Both the South African equity and property market has had quite a poor showing over the last five years. Meanwhile the more defensive assets such as bonds and cash have done really well over the same period.
There are many reasons for these poor returns (not discussed here) which you may have read about on various news publications; State Capture, Poor Economic Growth, Trade Wars, Brexit etc. These have all played a part in the low returns we have experienced.
This has led to many investors questioning the value of assets such as equities and who are now considering (if they have not already done so) selling out and investing in more cash like instruments such as money market accounts and fixed deposits with banks.

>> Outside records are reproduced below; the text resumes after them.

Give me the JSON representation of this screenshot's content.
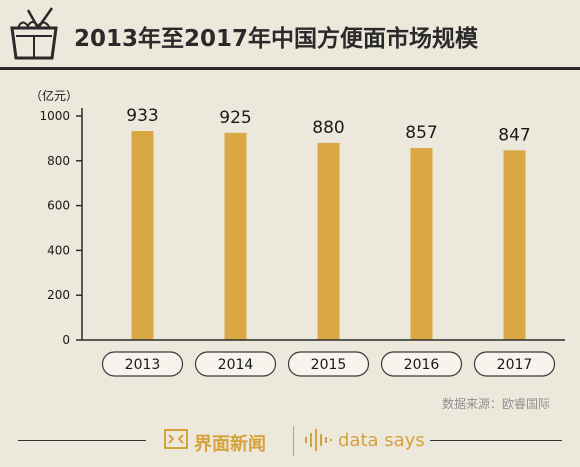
{
  "header": {
    "title": "2013年至2017年中国方便面市场规模"
  },
  "chart_data": {
    "type": "bar",
    "title": "2013年至2017年中国方便面市场规模",
    "ylabel": "（亿元）",
    "xlabel": "",
    "categories": [
      "2013",
      "2014",
      "2015",
      "2016",
      "2017"
    ],
    "values": [
      933,
      925,
      880,
      857,
      847
    ],
    "value_labels": [
      "933",
      "925",
      "880",
      "857",
      "847"
    ],
    "ylim": [
      0,
      1000
    ],
    "yticks": [
      "0",
      "200",
      "400",
      "600",
      "800",
      "1000"
    ],
    "grid": false,
    "colors": {
      "bar": "#d9a845",
      "axis": "#2a2a2a",
      "text": "#1a1a1a"
    }
  },
  "source": "数据来源：欧睿国际",
  "footer": {
    "brand_cn": "界面新闻",
    "brand_en": "data says",
    "accent": "#d6a23d"
  }
}
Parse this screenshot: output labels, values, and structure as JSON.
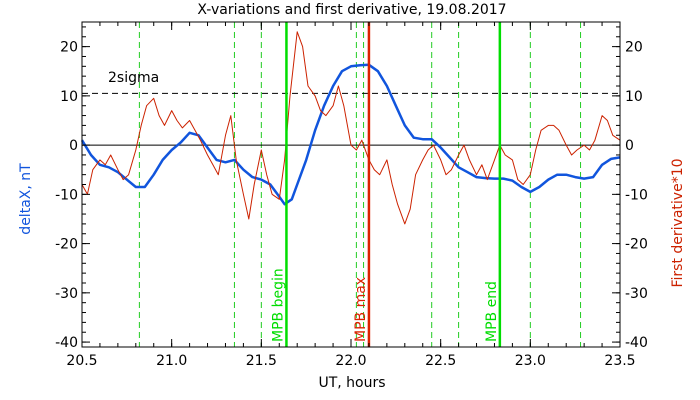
{
  "chart_data": {
    "type": "line",
    "title": "X-variations and first derivative, 19.08.2017",
    "xlabel": "UT, hours",
    "ylabel_left": "deltaX, nT",
    "ylabel_right": "First derivative*10",
    "xlim": [
      20.5,
      23.5
    ],
    "ylim": [
      -41,
      25
    ],
    "x_ticks": [
      "20.5",
      "21.0",
      "21.5",
      "22.0",
      "22.5",
      "23.0",
      "23.5"
    ],
    "y_ticks": [
      "20",
      "10",
      "0",
      "-10",
      "-20",
      "-30",
      "-40"
    ],
    "sigma_label": "2sigma",
    "sigma_level": 10.5,
    "zero_level": 0,
    "dashed_markers_x": [
      20.82,
      21.35,
      21.5,
      22.03,
      22.07,
      22.45,
      22.6,
      23.0,
      23.28
    ],
    "markers": [
      {
        "label": "MPB begin",
        "x": 21.64,
        "color": "#00dd00"
      },
      {
        "label": "MPB max",
        "x": 22.1,
        "color": "#dd2200"
      },
      {
        "label": "MPB end",
        "x": 22.83,
        "color": "#00dd00"
      }
    ],
    "series": [
      {
        "name": "deltaX, nT",
        "color": "#1155dd",
        "x": [
          20.5,
          20.55,
          20.6,
          20.65,
          20.7,
          20.75,
          20.8,
          20.85,
          20.9,
          20.95,
          21.0,
          21.05,
          21.1,
          21.15,
          21.2,
          21.25,
          21.3,
          21.35,
          21.4,
          21.45,
          21.5,
          21.55,
          21.6,
          21.63,
          21.67,
          21.7,
          21.75,
          21.8,
          21.85,
          21.9,
          21.95,
          22.0,
          22.05,
          22.1,
          22.15,
          22.2,
          22.25,
          22.3,
          22.35,
          22.4,
          22.45,
          22.5,
          22.55,
          22.6,
          22.65,
          22.7,
          22.75,
          22.8,
          22.85,
          22.9,
          22.95,
          23.0,
          23.05,
          23.1,
          23.15,
          23.2,
          23.25,
          23.3,
          23.35,
          23.4,
          23.45,
          23.5
        ],
        "values": [
          1,
          -2,
          -4,
          -4.5,
          -5.5,
          -7,
          -8.5,
          -8.5,
          -6,
          -3,
          -1,
          0.5,
          2.5,
          2,
          -0.5,
          -3,
          -3.5,
          -3,
          -5,
          -6.5,
          -7,
          -8,
          -10.5,
          -12,
          -11,
          -8,
          -3,
          3,
          8,
          12,
          15,
          16,
          16.2,
          16.3,
          15,
          12,
          8,
          4,
          1.5,
          1.2,
          1.2,
          -0.5,
          -2.5,
          -4.5,
          -5.5,
          -6.5,
          -6.7,
          -6.8,
          -6.8,
          -7.2,
          -8.5,
          -9.5,
          -8.5,
          -7,
          -6,
          -6,
          -6.5,
          -6.8,
          -6.5,
          -4,
          -2.8,
          -2.5
        ]
      },
      {
        "name": "First derivative*10",
        "color": "#cc2200",
        "x": [
          20.5,
          20.53,
          20.56,
          20.6,
          20.63,
          20.66,
          20.7,
          20.73,
          20.76,
          20.8,
          20.83,
          20.86,
          20.9,
          20.93,
          20.96,
          21.0,
          21.03,
          21.06,
          21.1,
          21.13,
          21.16,
          21.2,
          21.23,
          21.26,
          21.3,
          21.33,
          21.36,
          21.4,
          21.43,
          21.46,
          21.5,
          21.53,
          21.56,
          21.6,
          21.63,
          21.66,
          21.7,
          21.73,
          21.76,
          21.8,
          21.83,
          21.86,
          21.9,
          21.93,
          21.96,
          22.0,
          22.03,
          22.06,
          22.1,
          22.13,
          22.16,
          22.2,
          22.23,
          22.26,
          22.3,
          22.33,
          22.36,
          22.4,
          22.43,
          22.46,
          22.5,
          22.53,
          22.56,
          22.6,
          22.63,
          22.66,
          22.7,
          22.73,
          22.76,
          22.8,
          22.83,
          22.86,
          22.9,
          22.93,
          22.96,
          23.0,
          23.03,
          23.06,
          23.1,
          23.13,
          23.16,
          23.2,
          23.23,
          23.26,
          23.3,
          23.33,
          23.36,
          23.4,
          23.43,
          23.46,
          23.5
        ],
        "values": [
          -8,
          -10,
          -5,
          -3,
          -4,
          -2,
          -5,
          -7,
          -6,
          -1,
          4,
          8,
          9.5,
          6,
          4,
          7,
          5,
          3.5,
          5,
          3,
          1,
          -2,
          -4,
          -6,
          2,
          6,
          -3,
          -10,
          -15,
          -8,
          -1,
          -6,
          -10,
          -11,
          -3,
          10,
          23,
          20,
          12,
          10,
          7,
          6,
          8,
          12,
          8,
          0,
          -1,
          1,
          -3,
          -5,
          -6,
          -3,
          -8,
          -12,
          -16,
          -13,
          -6,
          -3,
          -1,
          0,
          -3,
          -6,
          -5,
          -2,
          0,
          -3,
          -6,
          -4,
          -7,
          -3,
          0,
          -2,
          -3,
          -7,
          -8,
          -6,
          -1,
          3,
          4,
          4,
          3,
          0,
          -2,
          -1,
          0,
          -1,
          1,
          6,
          5,
          2,
          1
        ]
      }
    ]
  }
}
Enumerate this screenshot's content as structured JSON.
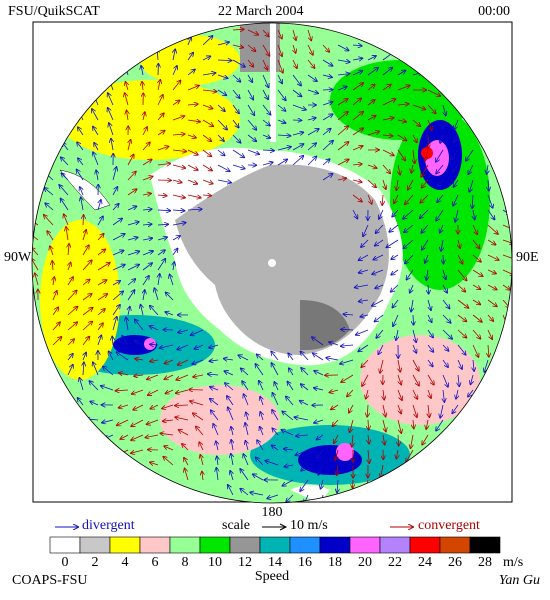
{
  "header": {
    "left": "FSU/QuikSCAT",
    "center": "22 March 2004",
    "right": "00:00"
  },
  "map": {
    "labels": {
      "left": "90W",
      "right": "90E",
      "bottom": "180"
    }
  },
  "legend": {
    "divergent": "divergent",
    "scale": "scale",
    "scale_value": "10 m/s",
    "convergent": "convergent",
    "title": "Speed",
    "unit": "m/s",
    "ticks": [
      "0",
      "2",
      "4",
      "6",
      "8",
      "10",
      "12",
      "14",
      "16",
      "18",
      "20",
      "22",
      "24",
      "26",
      "28"
    ],
    "colors": [
      "#ffffff",
      "#c8c8c8",
      "#ffff00",
      "#ffc8c8",
      "#96ff96",
      "#00e600",
      "#969696",
      "#00b4b4",
      "#1e90ff",
      "#0000c8",
      "#ff64ff",
      "#b482ff",
      "#ff0000",
      "#d24600",
      "#000000"
    ]
  },
  "footer": {
    "left": "COAPS-FSU",
    "right": "Yan Gu"
  }
}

These assets are certainly providing attractive returns right now and it does make sense to invest in these if you have short term goals such as a car or house deposit.
If you are however investing for the long term such as your retirement or drawing an income from your retirement savings, it certainly does not make much sense to sell out due to this underperformance. History has shown us that over the very long term, growth assets such as equities will outperform. Short term losses will also be made up over time if you stay invested.
“So, what if I sell out now and go back in when the markets do pick up?” Well good luck with that. As advisors we strongly discourage this type of behaviour. Trying to “time” the market is a sure way to destroy long term potential growth. By just missing the “best” days of the equity market, you would have greatly reduced your long term returns.
The above shows by just “missing” the 10 best returning days of the JSE over the last 20 years, your returns would have been almost 20% less than having just stayed invested and gets worse the longer you are out the market. This is why we encourage you to stay invested and ride out these low return periods. Patience is a key factor in investment success.